Here We Go Again – Court Says Family Deal is “No Deal”

April 16, 2009 | Roger McEowen

The Iowa Court of Appeals continues to deal with cases involving various aspects of contract law.  Recently, they have ruled (in spite of a clear statutory provision to the contrary) that a post-nuptial contract is invalid, that the purchase of a residence via sheriff’s deed was not good (allowing a lender to sit on the sidelines and create a huge problem).  Now, they have said that notice of forfeiture provisions governing a real estate contract cannot be waived via a separate written agreement which specified that the whole transaction was really was to be a gift of the property if certain conditions were satisfied.    

Here, the parents acquired an 80-acre tract of farmland in 2002.  To get the property, they had to pay $16,000 to other heirs.  To do that, the parents took out a note and mortgage on the property.  A few months later, Mom and Dad began the process of transferring the tract to one of their sons.  They had a lawyer prepare a standard real estate contract, consent to forfeiture of real estate contract, warranty deed, four promissory notes and a letter.  The documents were signed by all of the parties and provided for the transfer of the land to the son within five years subject to certain conditions – the parents reserved the right to forfeit the son’s rights if he didn’t satisfy the conditions (assume a pay off the balance of the $16,000 note, pay all real estate taxes, maintain insurance, maintain the property in good repair, and comply with certain oral understandings of the parties – the son had to quit drinking and driving illegally, help his Dad with farming activities and sign a $10,000 note for each of his siblings at the end of the five-year term).  The contract also specified that the deal was a gift, except for the balance of the $16,000 note that the son had to pay off.  Also, the contract said that the son could not assign the contract, convey it, gift it or otherwise dispose of any part of the property without the parent’s consent.  The son and his wife signed the consent to forfeiture of real estate contract, and a week later signed the real estate contract.  The forfeiture agreement said that if the son violated any term, condition or provision of the real estate contract, then the parents could record the consent as evidence of default and the real estate contract would be deemed completely terminated, and any amount previously paid would be deemed “rent.”  The agreement also specified that the son (and his wife) waived any required notice of default or any other defense that they might have.

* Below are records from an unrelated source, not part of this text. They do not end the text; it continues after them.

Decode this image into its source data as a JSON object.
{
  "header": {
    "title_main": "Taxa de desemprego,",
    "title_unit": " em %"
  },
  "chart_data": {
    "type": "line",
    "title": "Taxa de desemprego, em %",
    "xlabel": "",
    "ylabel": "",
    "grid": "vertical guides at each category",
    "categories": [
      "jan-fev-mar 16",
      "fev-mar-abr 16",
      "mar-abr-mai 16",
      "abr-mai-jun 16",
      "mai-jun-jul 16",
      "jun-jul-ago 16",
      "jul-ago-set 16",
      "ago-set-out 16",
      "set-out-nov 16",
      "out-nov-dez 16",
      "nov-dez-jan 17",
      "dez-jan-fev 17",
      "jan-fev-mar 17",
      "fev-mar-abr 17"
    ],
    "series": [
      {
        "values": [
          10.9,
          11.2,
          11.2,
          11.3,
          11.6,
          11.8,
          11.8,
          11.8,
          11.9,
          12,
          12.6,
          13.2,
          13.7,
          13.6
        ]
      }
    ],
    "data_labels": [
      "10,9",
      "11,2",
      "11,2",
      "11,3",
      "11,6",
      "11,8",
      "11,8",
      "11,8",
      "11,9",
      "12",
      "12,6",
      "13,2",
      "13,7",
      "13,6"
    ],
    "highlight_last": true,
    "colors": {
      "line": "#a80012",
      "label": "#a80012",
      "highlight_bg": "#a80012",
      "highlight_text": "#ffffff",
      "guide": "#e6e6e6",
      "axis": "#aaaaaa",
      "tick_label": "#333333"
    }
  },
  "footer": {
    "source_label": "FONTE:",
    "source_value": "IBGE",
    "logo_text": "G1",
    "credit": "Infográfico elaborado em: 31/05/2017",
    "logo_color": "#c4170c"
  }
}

The son complied with the terms of the deal for a time, but then Dad died and Mom paid off the balance of the $16,000 note early.  The son then got a divorce, and shortly thereafter Mom recorded the consent to forfeiture of the real estate, notifying the son the next day.  Neither the son, nor wife (the divorce had not yet finalized) claimed any interest in the property  - after all, a deal is a deal.  The son then executed a will leaving all of his property to his two daughters, and then unexpectedly died shortly thereafter.  About a month later, Mom sold the land to another son for $60,000.  About a year later, the son’s ex-wife, filed a petition seeking a declaratory judgment that either she or the estate were the equitable owners of the tract.  She claimed that Mom and Dad had entered into a binding contract to sell the land and that the forfeiture agreement was invalid under Iowa law.  The trial court disagreed, holding that the transaction was a conditional gift and not a contract.  Thus, Iowa real estate forfeiture law (Iowa Code Sec. 656) which provides for a 30-day notice, did not apply.  The court noted that the parents had set up a scenario involving a conditional gift to provide an incentive for their son to change his lifestyle, but that he had breached the conditions of the gift and Mom invoked her right to cancel the deal.  The court also ruled that a contract is a contract – the son and his wife had given up their right to notice of forfeiture via the separate agreement.  The ex-wife appealed.

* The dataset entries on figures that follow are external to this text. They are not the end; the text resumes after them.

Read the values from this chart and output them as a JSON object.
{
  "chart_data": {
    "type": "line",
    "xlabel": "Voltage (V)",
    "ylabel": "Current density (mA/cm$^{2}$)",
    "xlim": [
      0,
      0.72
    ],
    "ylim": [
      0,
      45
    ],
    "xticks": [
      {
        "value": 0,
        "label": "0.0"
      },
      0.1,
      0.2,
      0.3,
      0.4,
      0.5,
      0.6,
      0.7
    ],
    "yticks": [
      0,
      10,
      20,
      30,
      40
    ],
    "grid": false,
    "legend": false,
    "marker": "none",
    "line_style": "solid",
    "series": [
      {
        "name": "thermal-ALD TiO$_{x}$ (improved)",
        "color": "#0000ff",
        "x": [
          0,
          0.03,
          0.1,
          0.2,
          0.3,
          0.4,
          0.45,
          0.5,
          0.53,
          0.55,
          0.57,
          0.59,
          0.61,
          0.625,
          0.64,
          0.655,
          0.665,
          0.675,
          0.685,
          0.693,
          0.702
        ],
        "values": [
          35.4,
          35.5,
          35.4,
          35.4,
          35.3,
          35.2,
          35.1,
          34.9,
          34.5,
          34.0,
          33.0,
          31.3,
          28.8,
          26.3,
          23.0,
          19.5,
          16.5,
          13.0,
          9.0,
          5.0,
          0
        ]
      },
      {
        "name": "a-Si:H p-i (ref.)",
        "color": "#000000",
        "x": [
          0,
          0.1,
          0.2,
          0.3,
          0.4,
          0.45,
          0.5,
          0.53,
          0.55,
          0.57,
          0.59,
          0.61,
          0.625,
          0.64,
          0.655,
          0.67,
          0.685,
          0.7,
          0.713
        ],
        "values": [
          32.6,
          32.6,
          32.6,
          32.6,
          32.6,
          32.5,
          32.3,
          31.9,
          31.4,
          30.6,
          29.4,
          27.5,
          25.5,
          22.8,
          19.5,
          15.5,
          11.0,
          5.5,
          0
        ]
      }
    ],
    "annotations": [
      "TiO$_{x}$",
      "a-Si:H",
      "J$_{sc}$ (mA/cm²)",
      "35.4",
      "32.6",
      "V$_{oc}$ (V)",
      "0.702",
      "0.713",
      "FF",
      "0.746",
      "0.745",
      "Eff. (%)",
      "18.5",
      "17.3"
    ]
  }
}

On appeal, the court reversed.  The court held that the transaction involved a contract, not a conditional gift.  The court said a bargained-for exchange was involved that amounted to legal consideration.  That made the transaction a contract rather than a conditional gift.  Thus, the transaction became subject to the forfeiture provision of Iowa law – to forfeit a buyer’s interest, the seller must serve written notice on the buyer 30 days before forfeiture.  That forfeiture provision, according to the court, cannot be waived because it is against “public policy.”  There isn’t any Iowa statutory provision on this point, so the court cited the Restatement (Third) of Property (Mortgages), a 1939 California Court of Appeals case, and a 1989 Iowa Court of Appeals case, none of which are directly on point.  Because the transaction was structured as a real estate contract and Mom had not provided valid notice to the son of the forfeiture, the contract was not forfeited.  Fritz v. Fritz, No. 8-997/08-1088, 2009 Iowa App. LEXIS 204 (Iowa Ct. App. Mar. 26, 2009).

Note:   Again, the court ignored the intent of the parties in making its decision.  Indeed, that’s the “take-home” from all of the court’s recent contract-related decisions.  Parties would do well to make a point of that.  The court seems to have elevated legal formalism over equity in contract settings.